An open issue are 1:n data sets. I am afraid you need to sort them out in separate tables. However this very much depends on your data presentation and querying strategy. Should they always be presented as comma seperated string attached to the product or do you want to eg. be able to query for all products of a certain Certification?
Before you flame this approach please consider this: It is meant for use cases where you have a very high volatility of attributes - in quantity and quality - only. Also it was preset, that you cannot know most of the attributes at the point in time when the solution is created. So do not discuss this in a context where you can model your attributes upfront which would enable you to balance trade offs much better.

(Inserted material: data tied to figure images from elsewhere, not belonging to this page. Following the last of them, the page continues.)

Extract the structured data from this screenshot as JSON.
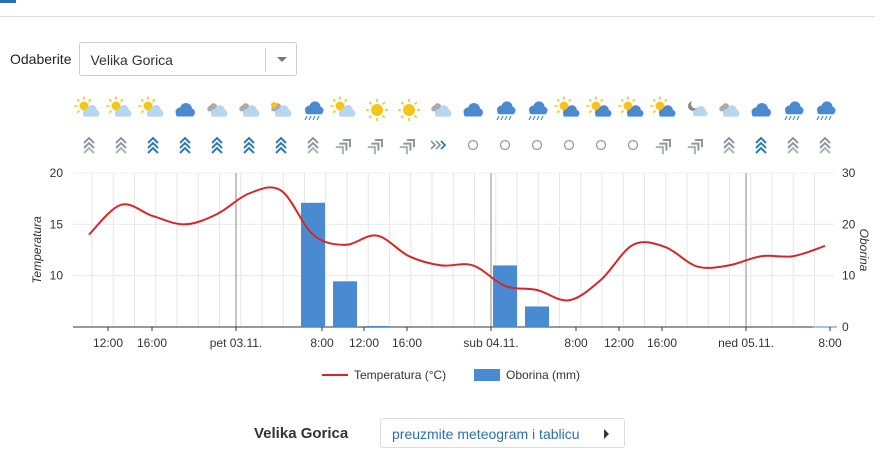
{
  "selector": {
    "label": "Odaberite",
    "value": "Velika Gorica"
  },
  "chart_data": {
    "type": "line",
    "x_tick_labels": [
      "12:00",
      "16:00",
      "pet 03.11.",
      "8:00",
      "12:00",
      "16:00",
      "sub 04.11.",
      "8:00",
      "12:00",
      "16:00",
      "ned 05.11.",
      "8:00"
    ],
    "y_left": {
      "label": "Temperatura",
      "range": [
        5,
        20
      ],
      "ticks": [
        10,
        15,
        20
      ]
    },
    "y_right": {
      "label": "Oborina",
      "range": [
        0,
        30
      ],
      "ticks": [
        0,
        10,
        20,
        30
      ]
    },
    "series": [
      {
        "name": "Temperatura (°C)",
        "color": "#d62728",
        "x": [
          0,
          1,
          2,
          3,
          4,
          5,
          6,
          7,
          8,
          9,
          10,
          11,
          12,
          13,
          14,
          15,
          16,
          17,
          18,
          19,
          20,
          21,
          22,
          23
        ],
        "values": [
          14.0,
          16.9,
          15.8,
          15.0,
          16.0,
          18.0,
          18.3,
          14.0,
          13.0,
          13.9,
          11.9,
          11.0,
          11.0,
          9.0,
          8.6,
          7.6,
          9.6,
          13.0,
          12.8,
          10.9,
          11.0,
          11.9,
          11.9,
          12.9
        ]
      },
      {
        "name": "Oborina (mm)",
        "color": "#4a8ad1",
        "x": [
          7,
          8,
          9,
          13,
          14,
          23
        ],
        "values": [
          24.2,
          8.9,
          0.2,
          12.0,
          4.0,
          0.1
        ]
      }
    ],
    "weather_icons": [
      "sun-cloud-rain",
      "sun-cloud-rain",
      "sun-cloud-rain",
      "cloud",
      "cloud-rain",
      "cloud-rain",
      "cloud-sun",
      "storm-rain",
      "sun-cloud-rain",
      "sun",
      "sun",
      "cloud-rain",
      "cloud",
      "storm-rain",
      "storm-rain",
      "sun-cloud",
      "sun-cloud",
      "sun-cloud",
      "sun-cloud",
      "moon-cloud",
      "cloud-rain",
      "cloud",
      "storm-rain",
      "storm-rain"
    ],
    "wind_icons": [
      "N",
      "N",
      "N",
      "N",
      "N",
      "N",
      "N",
      "N",
      "NE",
      "NE",
      "NE",
      "E",
      "calm",
      "calm",
      "calm",
      "calm",
      "calm",
      "calm",
      "NE",
      "NE",
      "N",
      "N",
      "N",
      "N"
    ],
    "wind_strong": [
      false,
      false,
      true,
      true,
      true,
      true,
      true,
      false,
      false,
      false,
      false,
      false,
      false,
      false,
      false,
      false,
      false,
      false,
      false,
      false,
      false,
      true,
      false,
      false
    ],
    "colors": {
      "grid": "#e6e6e6",
      "day_line": "#888888",
      "wind": "#8a98a4",
      "wind_strong": "#2b7ab8",
      "cloud": "#4a8ad1",
      "cloud_light": "#b5d6ee",
      "sun": "#f5c518"
    },
    "legend": {
      "position": "bottom-center"
    }
  },
  "bottom": {
    "station": "Velika Gorica",
    "download_label": "preuzmite meteogram i tablicu"
  }
}
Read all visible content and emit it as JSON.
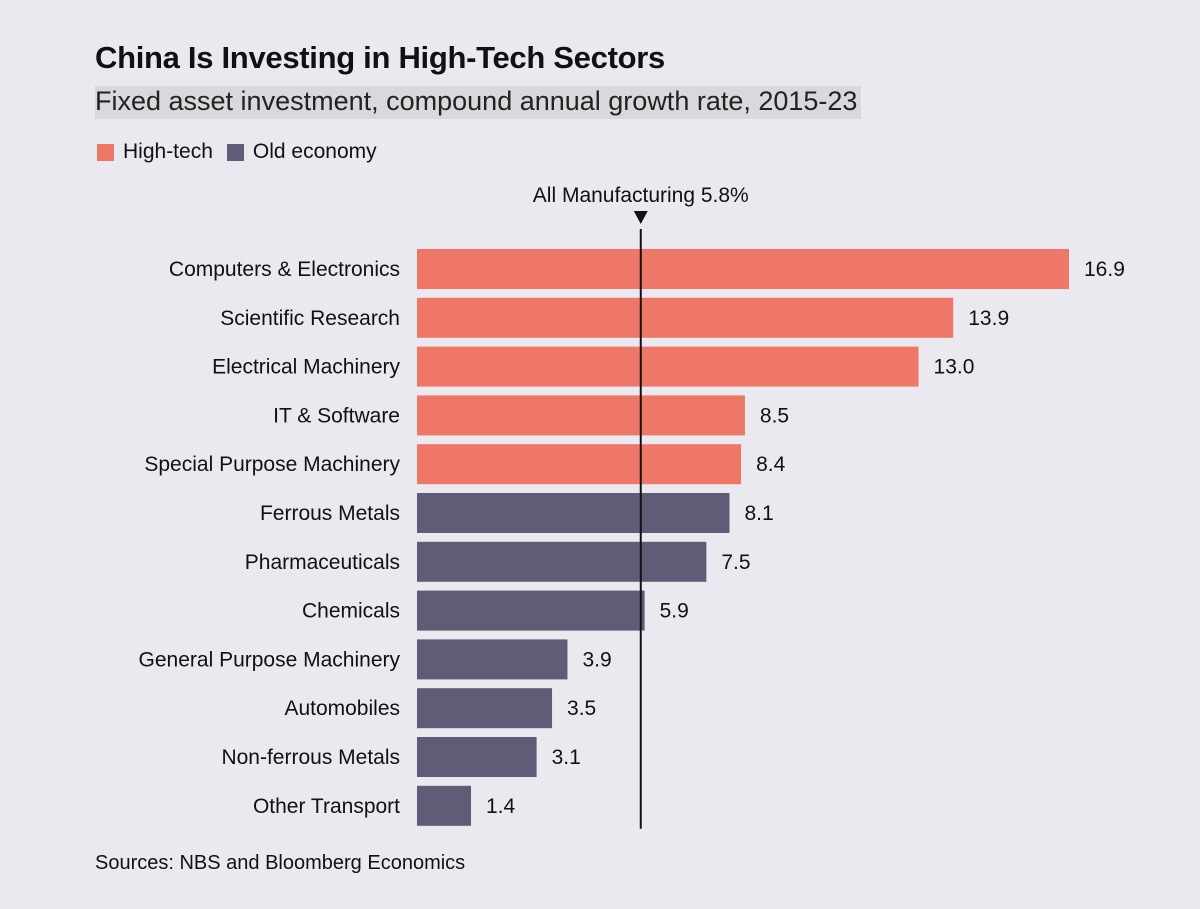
{
  "header": {
    "title": "China Is Investing in High-Tech Sectors",
    "subtitle": "Fixed asset investment, compound annual growth rate, 2015-23"
  },
  "legend": {
    "items": [
      {
        "label": "High-tech",
        "color": "#ee7767"
      },
      {
        "label": "Old economy",
        "color": "#605c78"
      }
    ]
  },
  "reference": {
    "label": "All Manufacturing 5.8%",
    "value": 5.8
  },
  "footer": {
    "source": "Sources: NBS and Bloomberg Economics"
  },
  "chart_data": {
    "type": "bar",
    "orientation": "horizontal",
    "title": "China Is Investing in High-Tech Sectors",
    "subtitle": "Fixed asset investment, compound annual growth rate, 2015-23",
    "xlim": [
      0,
      16.9
    ],
    "grid": false,
    "legend_position": "top-left",
    "categories": [
      "Computers & Electronics",
      "Scientific Research",
      "Electrical Machinery",
      "IT & Software",
      "Special Purpose Machinery",
      "Ferrous Metals",
      "Pharmaceuticals",
      "Chemicals",
      "General Purpose Machinery",
      "Automobiles",
      "Non-ferrous Metals",
      "Other Transport"
    ],
    "values": [
      16.9,
      13.9,
      13.0,
      8.5,
      8.4,
      8.1,
      7.5,
      5.9,
      3.9,
      3.5,
      3.1,
      1.4
    ],
    "value_labels": [
      "16.9",
      "13.9",
      "13.0",
      "8.5",
      "8.4",
      "8.1",
      "7.5",
      "5.9",
      "3.9",
      "3.5",
      "3.1",
      "1.4"
    ],
    "groups": [
      "High-tech",
      "High-tech",
      "High-tech",
      "High-tech",
      "High-tech",
      "Old economy",
      "Old economy",
      "Old economy",
      "Old economy",
      "Old economy",
      "Old economy",
      "Old economy"
    ],
    "colors": {
      "High-tech": "#ee7767",
      "Old economy": "#605c78"
    },
    "reference_line": {
      "label": "All Manufacturing 5.8%",
      "value": 5.8
    }
  }
}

In short, you cannot go all one route. If you use an EAV like your example you will have a myriad of problems like those outlined by the other posters not the least of which will be performance and data integrity. Let me reiterate, that using an EAV as the core of your solution will fail when you get to reporting and analysis. However, as you have also stated, you might have hundreds of attributes that change regularly.
The solution, IMO, is a hybrid. For common attributes, use columns/standard schema. For additional, arbitrary attributes, use an EAV. However, the rule with the EAV data is that you can never, ever, under any circumstances, write a query that includes a sort or filter on an attribute. I.e., you can never write Where AttributeName = 'Foo'. The EAV portion of the schema represents a bag of data that is merely there for tracking purposes. In fact, I have seen many people implement this solution by using Xml for the EAV portion. The moment someone does want to search, filter, sort or place an EAV value in a specific spot on a report, that attribute must be elevated to a top level column in the products table.
The key to this hybrid approach is discipline. It will seem simple enough to add a filter, sort or put an attribute in a specific spot somewhere on a report especially when you get pressure from management. You must resist this temptation. Once you go down the dark path... If you do not think that you can maintain that level of discipline in your development team, then I would not use an EAV. As I've mentioned before, EAV's are like drugs: in small quantities and used under the right circumstances they can be beneficial. Too much will kill you.
Rather than have a name-value table, create the usual Product table structure containing all the common attributes, and add an XML column for the attributes that vary by product.
I have used this structure before and it worked quite well.
As #Dave Markle mentions, the name-value approach can lead to a world of pain.